Relationship between the ratio of specific heats ( $\gamma$ ) of gas and degree of freedom $'f'$ will be
A. $\gamma = f + 2$
B. $\dfrac{1}{\gamma } = \dfrac{1}{f} + \dfrac{1}{2}$
C. $f = \dfrac{2}{{\gamma - 1}}$
D. $f = 2\left( {\gamma - 1} \right)$

Answer 1

In order to solve this you have to remember the concepts of the specific heats and the degree of freedom and also the relationship between the ratio of specific heats of gas and the degree of freedom. And also recall the formula for specific heat at constant pressure and constant volume and their relationship.

Formula used:
The ratio of specific heats ( $\gamma$ ) of gas is given by
$\gamma = \dfrac{{{C_P}}}{{{C_V}}}$
Where, ${C_P}$​ is the specific heat at constant pressure
${C_V}$ is the specific heat at constant volume
The internal energy with degree of freedom $'f'$, is given by
$U = \dfrac{f}{2}{K_B}T$
Where, $U$ is the internal energy
$f$ is the degree of freedom
${K_B}$​ is Boltzmann's constant
$T$ is the temperature

Complete step by step solution:
We know that the ratio of specific heats ( $\gamma$ ) of gas is given by
$\gamma = \dfrac{{{C_P}}}{{{C_V}}}$ ..............(i)
and the formula for internal energy with degree of freedom $'f'$, is given by
$U = \dfrac{f}{2}{K_B}T$ …………….(ii)
We know that the total energy is
$E = U \times N$ ……………..(iii)
Where, $N$ is the no. of molecules
Now putting the value from equation (ii)
$E = \dfrac{f}{2}N{K_B}T$
Now take $R = N{K_B}$, we have
$\Rightarrow E = \dfrac{f}{2}RT$ ………….(iv)
Now, we know that the specific heat at constant volume is given by,
${C_V} = {\left( {\dfrac{{\partial E}}{{\partial T}}} \right)_V}$
On putting value of E from equation (iv) and then further solve, we have
$\Rightarrow {C_V} = \dfrac{f}{2}R$ …………..(v)
Now the relation between the specific heats is given by,
${C_P} - {C_V} = R$
On putting the value of ${C_V}$ in the above equation from equation (v), we get
${C_P} = \dfrac{R}{2}\left( {f + 2} \right)$ …………….(vi)
Now put the values from equation (v) and (vi) in equation (i),
$\gamma = \dfrac{{\dfrac{R}{2}\left( {f + 2} \right)}}{{\dfrac{R}{2}fT}}$
$\Rightarrow \gamma = 1 + \dfrac{2}{f}$
On further solving we have,
$f = \dfrac{2}{{\gamma - 1}}$
Hence, this is the relationship between the ratio of specific heats ( $\gamma$ ) of gas and degree of freedom $'f'$.

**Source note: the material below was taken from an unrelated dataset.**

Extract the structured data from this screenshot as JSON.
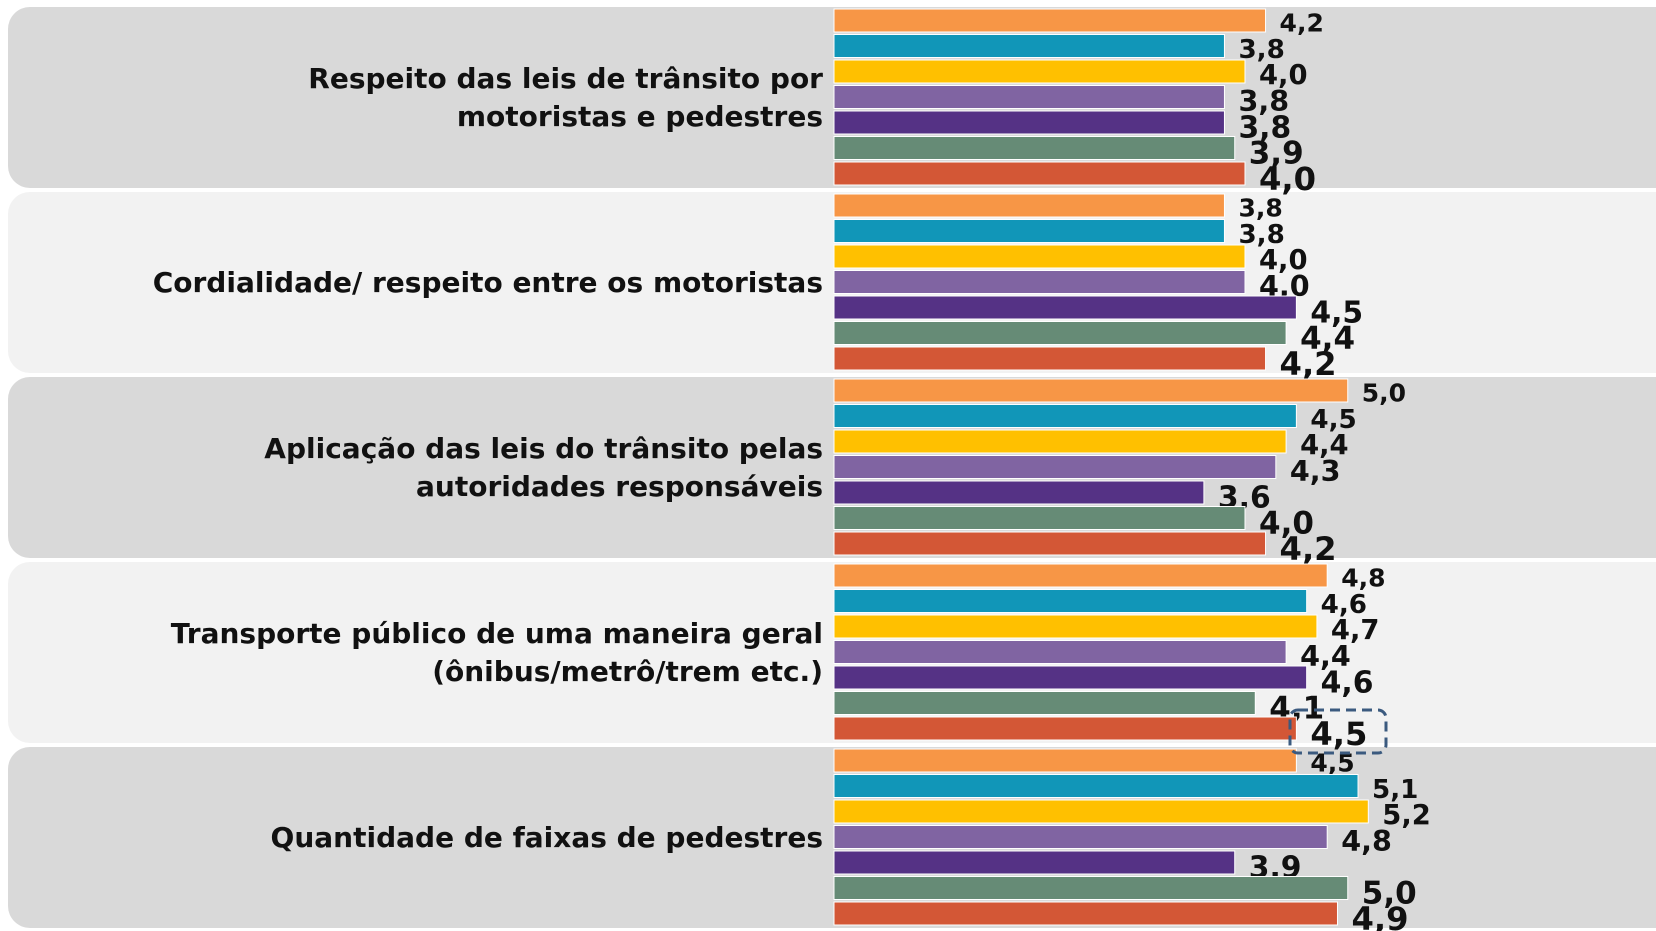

Therefore, the correct option is C

Note: The specific heat at constant pressure is greater than the specific heat at the constant volume, because when the heat is added at constant pressure, the material expands and works whereas when we add a gas at constant volume then no work is done.